The question of whether basic truths of nature can be owned ought not to be confused with concerns about how we pay for biotech development, whether we will have drugs in the future, and so on. If you invent a new test, you may patent it and sell it for as much as you can, if that's your goal. Companies can certainly own a test they have invented. But they should not own the disease itself, or the gene that causes the disease, or essential underlying facts about the disease. The distinction is not difficult, even though patent lawyers attempt to blur it. And even if correlation patents have been granted, the overwhelming majority of medical correlations, including those listed above, are not owned. And shouldn't be.

[IPBiz note: oh, those nasty patent lawyers. Here, the correlation is not owned, but rather a method using the correlation. And, the propriety of granting a patent on that method can be questioned.]

Crichton concludes:

Where does all this lead? It means that if a real estate agent lists a house for sale, he can be sued because an existing patent for selling houses includes item No. 7, "List the house." It means that Kobe Bryant may serve as an inspiration but not a model, because nobody can imitate him without fines. It means nobody can write a dinosaur story because my patent includes 257 items covering all aspects of behavior, like item No. 13, "Dinosaurs attack humans and other dinosaurs."

[IPBiz note: IPBiz has previously covered the patent on real estate listing, which is a bit more involved than Crichton suggests. Patents on sports moves, advocated by Robert Kunstadt (once of Pennie & Edmonds) in the 1990's, are a dead issue. Patents on plots for novels do not yet exist, although IPBiz covered the patent applications (and an article on JPTOS thereon). Thus, the horrors described by Crichton are like the dinosaurs of Jurassic Park, fabricated creatures designed to frighten. Like trolls, they are imaginary.]

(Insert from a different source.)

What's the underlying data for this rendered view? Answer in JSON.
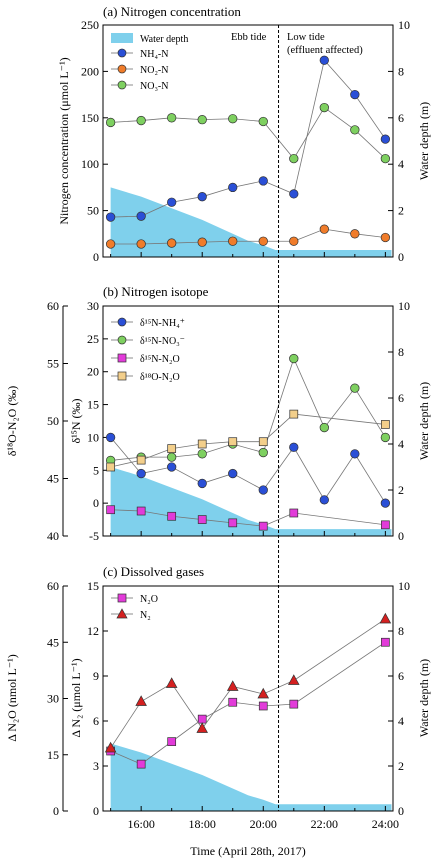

Such a situation is idiotic, of course. Yet elements of it already exist. And unless we begin to turn this around, there will be worse to come.

I wanted to end this essay by telling a story about how current rulings hurt us, but the patent for "ending an essay with an anecdote" is owned. So I thought to end with a quotation from a famous person, but that strategy is patented, too. I then decided to end abruptly, but "abrupt ending for dramatic effect" is also patented. Finally, I decided to pay the "end with summary" patent fee, since it was the least expensive.

The Supreme Court should rule against Metabolite, and the Patent Office should begin to reverse its strategy of patenting strategies. Basic truths of nature can't be owned.

Oh, and by the way: I own the patent for "essay or letter criticizing a previous publication." So anyone who criticizes what I have said here had better pay a royalty first, or I'll see you in court.

Thanks to Steven Nipper at the InventBlog who has a post about Michael Crichton and the Metabolite case.


Blogger Lawrence B. Ebert said...

In this case, the two present corporate litigants were previously in the relative positions of licensee/sublicensee, so the present dispute looks a bit like a business deal gone bad.

The "idea" here is a correlation between compounds in warm-blooded animals. Apparently, no one had discovered the correlation prior to the three professors, and the validity of correlation was not even readily accepted by their scientific peers.

I think Crichton took a lot of liberties with his stage (eg, patents on sports moves, plots) but the real problem with this case may be Bayh-Dole, not what can be patented. Universities are going to come up with correlations and other tools, not generally finished products. The academics are more likely to be patenting "ideas" and Crichton should have pointed it out, rather than obfuscating "who" filed the patent.